Xavier pushed his cart past it, his eyes scanning. The guard was at the far end of the corridor, checking his phone. Thirty seconds until he turned.
Twenty.
Ten.
Xavier reached the boardroom door. Through the frosted glass, he saw shadows moving. Two figures. One seated at the head of the table. One standing by the window.
Silas Covington’s voice carried through the door, muffled but audible.
“—the quarterly numbers are prepared. We’ll announce the pension restructure on Monday.”
“Forty percent reduction,” a second voice said. “The board will push back.”
“Then we’ll replace the board.”
Xavier’s hand tightened on the cart’s handle. He forced himself to keep moving.
The guard turned. Their eyes met. Xavier nodded, gestured at the door with his rag, and said, “Glass was streaky. I’m just waiting until they finish.”
The guard nodded back, uninterested, and resumed his patrol.
Xavier pushed the cart to the end of the corridor. He positioned himself near the glass door that led to the executive washrooms, pulled out a bottle of glass cleaner, and began to wipe.
Inside the boardroom, the conversation continued.
“Find the boy first,” Silas said. “Dead men can’t testify.”
The words landed like steel. Xavier’s reflection stared back at him—gray uniform, cap pulled low, rag in hand.

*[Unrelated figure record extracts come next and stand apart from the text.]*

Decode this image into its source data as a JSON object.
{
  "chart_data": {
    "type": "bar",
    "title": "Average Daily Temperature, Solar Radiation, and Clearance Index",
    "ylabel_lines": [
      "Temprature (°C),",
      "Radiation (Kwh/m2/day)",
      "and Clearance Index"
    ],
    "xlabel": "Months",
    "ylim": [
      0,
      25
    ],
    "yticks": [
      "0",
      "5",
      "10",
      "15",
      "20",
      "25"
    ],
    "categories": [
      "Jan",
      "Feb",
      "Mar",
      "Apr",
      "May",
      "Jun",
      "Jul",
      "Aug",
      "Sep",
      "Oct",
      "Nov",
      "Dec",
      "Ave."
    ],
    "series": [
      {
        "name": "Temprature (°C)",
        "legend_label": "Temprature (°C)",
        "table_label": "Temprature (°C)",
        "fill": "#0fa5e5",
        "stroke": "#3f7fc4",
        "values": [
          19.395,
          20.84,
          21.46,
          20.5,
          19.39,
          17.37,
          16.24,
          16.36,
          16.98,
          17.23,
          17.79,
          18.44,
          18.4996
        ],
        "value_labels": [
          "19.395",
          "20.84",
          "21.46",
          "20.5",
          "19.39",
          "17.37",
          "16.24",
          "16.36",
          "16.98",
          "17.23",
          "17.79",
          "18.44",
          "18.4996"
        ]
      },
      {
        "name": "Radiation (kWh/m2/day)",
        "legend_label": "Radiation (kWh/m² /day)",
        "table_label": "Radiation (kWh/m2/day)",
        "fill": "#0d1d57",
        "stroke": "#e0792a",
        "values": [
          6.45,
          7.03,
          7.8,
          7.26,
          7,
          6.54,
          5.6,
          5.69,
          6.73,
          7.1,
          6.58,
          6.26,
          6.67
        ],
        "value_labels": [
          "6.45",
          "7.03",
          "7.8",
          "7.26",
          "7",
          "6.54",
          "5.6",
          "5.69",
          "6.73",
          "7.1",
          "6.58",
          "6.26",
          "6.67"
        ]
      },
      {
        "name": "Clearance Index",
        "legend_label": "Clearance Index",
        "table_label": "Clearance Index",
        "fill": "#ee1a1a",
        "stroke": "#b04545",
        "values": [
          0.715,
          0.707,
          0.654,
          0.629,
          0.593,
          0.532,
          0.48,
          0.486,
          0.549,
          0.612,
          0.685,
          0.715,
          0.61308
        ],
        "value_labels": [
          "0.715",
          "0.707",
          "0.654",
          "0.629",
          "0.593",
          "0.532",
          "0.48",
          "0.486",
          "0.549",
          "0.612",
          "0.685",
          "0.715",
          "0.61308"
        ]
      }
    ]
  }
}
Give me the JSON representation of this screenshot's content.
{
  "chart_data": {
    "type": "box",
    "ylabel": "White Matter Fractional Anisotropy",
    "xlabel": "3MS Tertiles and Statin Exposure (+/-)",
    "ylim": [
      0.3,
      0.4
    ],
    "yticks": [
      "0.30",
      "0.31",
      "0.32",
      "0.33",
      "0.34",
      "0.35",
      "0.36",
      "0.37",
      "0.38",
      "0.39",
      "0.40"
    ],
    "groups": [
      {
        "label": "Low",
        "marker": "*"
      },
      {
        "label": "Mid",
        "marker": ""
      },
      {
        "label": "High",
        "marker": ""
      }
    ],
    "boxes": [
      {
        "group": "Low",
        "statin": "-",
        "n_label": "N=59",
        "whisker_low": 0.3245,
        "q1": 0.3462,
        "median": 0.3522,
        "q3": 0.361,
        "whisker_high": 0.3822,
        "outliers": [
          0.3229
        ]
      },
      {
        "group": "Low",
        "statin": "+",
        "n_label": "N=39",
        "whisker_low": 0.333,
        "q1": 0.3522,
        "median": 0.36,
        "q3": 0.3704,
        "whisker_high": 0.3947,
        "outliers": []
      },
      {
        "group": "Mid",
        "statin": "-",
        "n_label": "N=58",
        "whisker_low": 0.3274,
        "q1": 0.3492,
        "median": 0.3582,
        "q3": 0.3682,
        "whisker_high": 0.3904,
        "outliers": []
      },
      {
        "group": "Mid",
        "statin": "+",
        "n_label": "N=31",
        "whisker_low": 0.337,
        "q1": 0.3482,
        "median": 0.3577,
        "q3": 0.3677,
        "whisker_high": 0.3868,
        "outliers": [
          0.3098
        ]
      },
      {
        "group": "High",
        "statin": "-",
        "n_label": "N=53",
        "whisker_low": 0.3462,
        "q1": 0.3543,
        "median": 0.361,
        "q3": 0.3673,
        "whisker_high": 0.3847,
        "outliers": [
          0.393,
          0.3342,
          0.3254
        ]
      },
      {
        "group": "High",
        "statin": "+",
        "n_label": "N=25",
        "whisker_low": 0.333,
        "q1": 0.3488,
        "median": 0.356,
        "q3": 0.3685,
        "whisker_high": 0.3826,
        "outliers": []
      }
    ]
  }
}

But beneath the surface, something cold and precise was taking shape.
He had the sensor data. He had Selene. He had seventy-two hours until Friday.
And now he knew their priority.
*Dead men can’t testify.* But Oliver wasn’t a man. He was eight years old. And he was Xavier’s son.
As Xavier wiped a glass door, he heard Silas’s voice from inside the boardroom: “Find the boy first. Dead men can’t testify.”